Design and Implementation of a Secure Patient–Doctor Triage Platform
Himaja Kaishetty (Northwest Missouri State University), Vamshi Krishna Balupari (Northwest Missouri State University), Tharun Guda (Northwest Missouri State University), Viswas Setty (Northwest Missouri State University)
Timely assessment of symptom severity continues to be a major challenge in healthcare, often resulting in delayed treatment for critical cases and inefficient use of clinical resources for non-urgent conditions. This paper presents EdgeCare Triage, an artificial intelligence (AI)–driven web and mobile application designed to assist with preliminary health assessments through secure, edge-based computation. The application allows patients to submit symptom details along with optional medical images, which are analyzed using on-device AI models to deliver real-time severity assessments and suggested next steps. These AI-generated triage results are then made accessible to doctors through a role-based web portal, where clinicians can review, annotate, and override recommendations as needed to ensure medical accuracy and reliability.

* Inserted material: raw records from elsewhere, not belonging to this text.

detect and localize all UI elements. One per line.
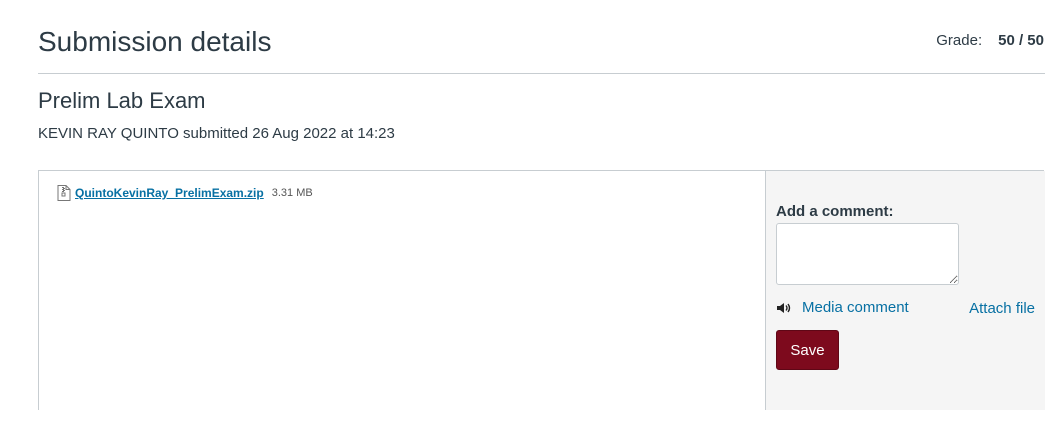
- speaker-icon: [776, 301, 792, 315]
- page-title: Submission details: [38, 26, 272, 57]
- zip-file-icon: [57, 185, 71, 201]
- media-comment-link[interactable]: Media comment: [776, 299, 909, 316]
- save-button[interactable]: Save: [776, 330, 839, 370]
- grade-label: Grade:: [936, 32, 983, 49]
- grade-summary: Grade: 50 / 50: [936, 32, 1044, 49]
- assignment-title: Prelim Lab Exam: [38, 88, 206, 113]
- submission-panel: QuintoKevinRay_PrelimExam.zip 3.31 MB Ad…: [38, 170, 1045, 410]
- attach-file-link[interactable]: Attach file: [969, 300, 1035, 317]
- submitted-files: QuintoKevinRay_PrelimExam.zip 3.31 MB: [39, 171, 765, 410]
- header-divider: [38, 73, 1045, 74]
- file-download-link[interactable]: QuintoKevinRay_PrelimExam.zip: [75, 186, 264, 200]
- grade-value: 50 / 50: [998, 32, 1044, 49]
- submission-info: KEVIN RAY QUINTO submitted 26 Aug 2022 a…: [38, 125, 395, 142]
- file-size: 3.31 MB: [271, 187, 313, 199]
- add-comment-label: Add a comment:: [776, 203, 894, 220]
- comment-section: Add a comment: Media comment Attach file…: [765, 171, 1045, 410]
- file-item: QuintoKevinRay_PrelimExam.zip 3.31 MB: [57, 185, 313, 201]
- comment-textarea[interactable]: [776, 223, 959, 285]
- media-comment-label: Media comment: [802, 299, 909, 316]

The proposed system architecture follows a layered approach that includes client interfaces, an AI triage layer, Representational State Transfer (REST) full application services, and a secure data persistence layer. Key non-functional requirements—such as data privacy, security, scalability, and usability—are addressed through encrypted communication, role-based access control, audit logging, and robust session management mechanisms. Experimental prototypes demonstrate that the system effectively supports early clinical decision-making, reduces unnecessary hospital visits, and improves overall patient flow, all while maintaining strict privacy controls and compliance with healthcare standards.